Like many people, you find a garage somewhere and start tinkering. You get an engine working and maybe you sell a yet-to-be-released car to your cousin who inherited the family fortune. Cobbling together the technology of the day, you are able to get that fresh car over to your cousin only 1 year later than you promised. Congratulations, you’re an automaker.
That took a lot of effort, so you gather people from the neighborhood, organize yourselves a little, and pretty soon you can get 5, maybe 10 cars built a year. These are expensive, but your sister has an eye for beauty and your buddy from school can talk a chicken out of its feathers. People are willing to keep you in business.
Because we know the story, we know exciting is about to get wild. Henry Ford will automate this whole process and give his factory workers raises so they can afford to buy his cars. Soon we’re priced out of the market and the best we can do is say we were there when automobiles became a thing.
State of Data Work
I think this is where we are with data work today. I think there are competent engines in traditional machine learning and deep learning. I think there is enough data, enough talent, and enough solvable problems to turn a profit peddling machine learning skills. This could go on for years, and it probably will.
What comes next though is an automation of our industry. Vendor services that have seen more data have been tweaked and optimized are often already better choices than the models we can build.
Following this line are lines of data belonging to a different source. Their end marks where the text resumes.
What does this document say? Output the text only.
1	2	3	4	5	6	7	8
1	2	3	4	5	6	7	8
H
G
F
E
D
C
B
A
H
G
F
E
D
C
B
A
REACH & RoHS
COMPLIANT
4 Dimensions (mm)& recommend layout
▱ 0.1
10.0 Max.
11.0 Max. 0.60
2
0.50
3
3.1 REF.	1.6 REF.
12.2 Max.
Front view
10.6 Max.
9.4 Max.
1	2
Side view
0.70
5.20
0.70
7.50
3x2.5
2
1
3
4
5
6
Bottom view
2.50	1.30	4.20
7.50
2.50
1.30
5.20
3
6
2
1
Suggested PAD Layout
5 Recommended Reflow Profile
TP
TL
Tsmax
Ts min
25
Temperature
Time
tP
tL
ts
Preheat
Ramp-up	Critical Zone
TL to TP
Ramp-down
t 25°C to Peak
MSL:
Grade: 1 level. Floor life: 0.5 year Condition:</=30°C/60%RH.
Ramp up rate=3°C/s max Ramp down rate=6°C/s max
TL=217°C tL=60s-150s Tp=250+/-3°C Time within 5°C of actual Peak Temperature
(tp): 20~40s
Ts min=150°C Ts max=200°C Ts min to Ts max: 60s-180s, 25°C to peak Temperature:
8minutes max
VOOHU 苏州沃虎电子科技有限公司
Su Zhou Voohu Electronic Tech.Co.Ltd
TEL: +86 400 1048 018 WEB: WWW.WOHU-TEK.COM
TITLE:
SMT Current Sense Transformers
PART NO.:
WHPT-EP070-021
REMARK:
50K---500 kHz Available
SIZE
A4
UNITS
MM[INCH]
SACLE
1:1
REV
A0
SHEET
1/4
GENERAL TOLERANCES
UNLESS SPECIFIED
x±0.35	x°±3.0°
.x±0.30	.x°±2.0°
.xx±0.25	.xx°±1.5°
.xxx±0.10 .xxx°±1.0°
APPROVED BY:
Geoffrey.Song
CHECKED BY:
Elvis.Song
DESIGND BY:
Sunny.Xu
Our job changes from writing models and delivering them to comparing models with other services and choosing between those we do best and those others do best. All of it needs to be usable somewhere, probably in a cloud service.
My Assembly Line
For me, the data service assembly starts with experiments. The nbdev tools 1 can turn a Jupyter notebook into a model-building pipeline. That tool adds testing, documentation, model versioning, and sanity to the process of learning from data.
Evaluating models against different datasets can be automated. By running a model in an experiment loop, I can evaluate how the model performs with different hyper parameters and against different data. Progress can be documented in the project. MinIO 2 can store and share my models.
Services can be built in Kubernetes and exposed as a service with Flask. With versioned, stored models, we can link the experiment documentation to the service so people can know about what to expect by using these models.
Cloud infrastructure can be built around all of this to monitor, secure, scale, backup, and maintain the lab. A Hydra engine can manage the agreements we have, tracking costs, expectations, time, and inventory. This final effort assists us in focusing our efforts in the most productive areas.
Incomplete Work
This isn’t complete work. A lot of what I’m talking about exists in various projects and experiments. I’ll be gathering this into a single place and demonstrating how it works over the next few months.